Anies menuturkan pemerintah sudah sewajarnya mendapat kritikan dari warga yang menyoroti pelayanan publik. Selama kritikannya baik, pemerintah dianggap harus menerima dan melakukan perbaikan atas kritikan tersebut.
"Pemerintahan itu jadi alamatnya kritik. Kritik itu ada yang dilakukan nyaman di kuping, ada kata-kata yang tidak nyaman di kuping, dan selama berada di pemerintahan, itu tidak penting yang soal nyaman di kuping atau tidak," imbuhnya.

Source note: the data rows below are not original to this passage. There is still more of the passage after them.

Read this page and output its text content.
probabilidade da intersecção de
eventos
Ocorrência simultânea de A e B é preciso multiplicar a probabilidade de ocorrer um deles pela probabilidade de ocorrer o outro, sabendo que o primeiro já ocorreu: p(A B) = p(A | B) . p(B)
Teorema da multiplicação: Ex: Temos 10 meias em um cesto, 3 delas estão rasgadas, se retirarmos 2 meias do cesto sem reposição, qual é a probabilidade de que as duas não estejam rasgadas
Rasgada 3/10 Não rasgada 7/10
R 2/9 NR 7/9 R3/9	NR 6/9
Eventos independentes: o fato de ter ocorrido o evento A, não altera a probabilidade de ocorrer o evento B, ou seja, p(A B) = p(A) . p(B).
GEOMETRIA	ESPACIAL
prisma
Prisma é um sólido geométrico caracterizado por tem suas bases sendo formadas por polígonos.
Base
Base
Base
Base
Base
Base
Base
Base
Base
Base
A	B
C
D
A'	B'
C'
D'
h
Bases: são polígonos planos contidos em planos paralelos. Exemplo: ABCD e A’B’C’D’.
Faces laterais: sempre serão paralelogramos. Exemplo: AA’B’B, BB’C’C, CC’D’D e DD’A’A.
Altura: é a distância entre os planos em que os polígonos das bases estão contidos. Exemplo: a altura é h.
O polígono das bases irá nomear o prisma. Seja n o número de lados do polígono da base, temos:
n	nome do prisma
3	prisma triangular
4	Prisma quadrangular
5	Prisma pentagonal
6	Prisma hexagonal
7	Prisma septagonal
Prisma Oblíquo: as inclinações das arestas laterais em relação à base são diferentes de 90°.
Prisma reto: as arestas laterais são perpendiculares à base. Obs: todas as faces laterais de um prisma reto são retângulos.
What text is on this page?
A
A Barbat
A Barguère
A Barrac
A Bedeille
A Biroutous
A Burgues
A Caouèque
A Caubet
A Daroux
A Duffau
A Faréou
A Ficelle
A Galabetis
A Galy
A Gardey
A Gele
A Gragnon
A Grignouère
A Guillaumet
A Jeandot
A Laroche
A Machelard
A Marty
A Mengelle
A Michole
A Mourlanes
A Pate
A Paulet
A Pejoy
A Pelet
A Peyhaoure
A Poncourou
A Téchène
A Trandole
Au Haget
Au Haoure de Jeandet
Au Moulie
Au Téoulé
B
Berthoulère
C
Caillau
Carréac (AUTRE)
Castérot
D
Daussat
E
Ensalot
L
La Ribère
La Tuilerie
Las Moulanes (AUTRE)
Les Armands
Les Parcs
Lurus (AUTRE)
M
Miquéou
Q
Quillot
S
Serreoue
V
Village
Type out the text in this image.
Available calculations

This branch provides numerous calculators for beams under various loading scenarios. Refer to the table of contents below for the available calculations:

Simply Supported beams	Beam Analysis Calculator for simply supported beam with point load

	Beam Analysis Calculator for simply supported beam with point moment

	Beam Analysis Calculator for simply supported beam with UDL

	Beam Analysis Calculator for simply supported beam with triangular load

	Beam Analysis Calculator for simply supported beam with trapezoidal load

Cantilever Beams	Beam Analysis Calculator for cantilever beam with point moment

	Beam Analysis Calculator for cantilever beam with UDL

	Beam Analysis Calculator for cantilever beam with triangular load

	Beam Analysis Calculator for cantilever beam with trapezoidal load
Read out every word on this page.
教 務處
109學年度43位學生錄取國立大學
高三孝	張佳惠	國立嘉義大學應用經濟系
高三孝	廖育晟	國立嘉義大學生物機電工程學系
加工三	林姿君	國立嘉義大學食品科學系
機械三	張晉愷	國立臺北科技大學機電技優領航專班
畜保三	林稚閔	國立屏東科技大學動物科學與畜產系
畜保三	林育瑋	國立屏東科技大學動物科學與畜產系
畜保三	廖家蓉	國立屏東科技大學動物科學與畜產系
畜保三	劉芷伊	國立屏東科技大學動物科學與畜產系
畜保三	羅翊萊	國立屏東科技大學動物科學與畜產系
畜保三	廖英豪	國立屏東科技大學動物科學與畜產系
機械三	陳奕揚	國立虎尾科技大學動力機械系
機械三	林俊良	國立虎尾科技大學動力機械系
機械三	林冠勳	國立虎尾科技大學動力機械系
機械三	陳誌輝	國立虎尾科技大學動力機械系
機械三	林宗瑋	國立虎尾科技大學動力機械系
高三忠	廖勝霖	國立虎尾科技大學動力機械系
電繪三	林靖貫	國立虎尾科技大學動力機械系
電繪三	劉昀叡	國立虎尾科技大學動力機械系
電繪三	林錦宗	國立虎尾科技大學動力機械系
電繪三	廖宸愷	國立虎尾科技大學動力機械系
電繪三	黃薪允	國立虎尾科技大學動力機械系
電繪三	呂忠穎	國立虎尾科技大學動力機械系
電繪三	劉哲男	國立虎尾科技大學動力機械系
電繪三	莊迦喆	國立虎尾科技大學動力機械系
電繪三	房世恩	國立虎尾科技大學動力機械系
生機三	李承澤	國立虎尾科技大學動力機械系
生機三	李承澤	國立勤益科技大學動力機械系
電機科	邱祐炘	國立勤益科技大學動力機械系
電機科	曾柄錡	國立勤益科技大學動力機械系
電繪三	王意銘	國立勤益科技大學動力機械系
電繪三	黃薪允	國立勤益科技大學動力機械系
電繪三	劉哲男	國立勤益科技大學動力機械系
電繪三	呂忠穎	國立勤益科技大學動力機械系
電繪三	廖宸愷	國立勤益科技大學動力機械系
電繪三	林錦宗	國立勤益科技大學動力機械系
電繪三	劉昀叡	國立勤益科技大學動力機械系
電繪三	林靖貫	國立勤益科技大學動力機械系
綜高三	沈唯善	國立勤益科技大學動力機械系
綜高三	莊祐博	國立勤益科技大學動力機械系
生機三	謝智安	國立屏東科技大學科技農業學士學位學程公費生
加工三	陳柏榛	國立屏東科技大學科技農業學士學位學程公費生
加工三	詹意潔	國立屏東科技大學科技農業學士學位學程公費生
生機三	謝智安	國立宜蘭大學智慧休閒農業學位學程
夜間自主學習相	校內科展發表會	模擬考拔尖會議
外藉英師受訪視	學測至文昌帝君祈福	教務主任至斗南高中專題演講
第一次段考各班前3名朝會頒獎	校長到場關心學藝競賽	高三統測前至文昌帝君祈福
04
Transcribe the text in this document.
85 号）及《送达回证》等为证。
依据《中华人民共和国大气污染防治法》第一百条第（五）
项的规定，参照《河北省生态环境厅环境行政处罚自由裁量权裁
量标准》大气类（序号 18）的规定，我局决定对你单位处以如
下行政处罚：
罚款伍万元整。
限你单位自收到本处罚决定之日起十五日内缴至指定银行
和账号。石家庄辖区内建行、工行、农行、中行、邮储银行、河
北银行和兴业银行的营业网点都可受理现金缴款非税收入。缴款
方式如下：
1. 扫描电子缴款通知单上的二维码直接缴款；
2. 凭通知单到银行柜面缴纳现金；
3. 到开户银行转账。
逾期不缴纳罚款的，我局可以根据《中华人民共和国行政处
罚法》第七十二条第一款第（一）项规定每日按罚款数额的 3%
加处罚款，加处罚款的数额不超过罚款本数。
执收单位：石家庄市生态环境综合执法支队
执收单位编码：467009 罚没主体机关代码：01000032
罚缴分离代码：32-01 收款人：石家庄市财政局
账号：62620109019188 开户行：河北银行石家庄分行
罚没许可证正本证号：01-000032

Sementara Waketum PAN Viva Yoga Mauladi menilai pemerintah saat ini sabar ketika menerima kritikan. Dia menganggap Presiden Jokowi sekalipun sadar ketika dikritik rakyatnya.
"Pak Jokowi termasuk presiden yang sabar. Kesabaran itu tumbuh karena kesadaran akan posisinya sebagai pejabat negara," ungkap Via Yoga.
Menurutnya sudah menjadi konsekuensi seorang pejabat negara untuk dikritik. Presiden Jokowi lanjut dia, sudah merasakan berbagai bentuk kritikan tersebut.
"Sebagai pejabat negara yang memimpin lembaga eksekutif, dirinya dibiarkan untuk dikritik, dihujat, dimaki, dibully, sepanjang waktu. Itu sudah menjadi konsekuensi logis dari seorang presiden,"jelasnya.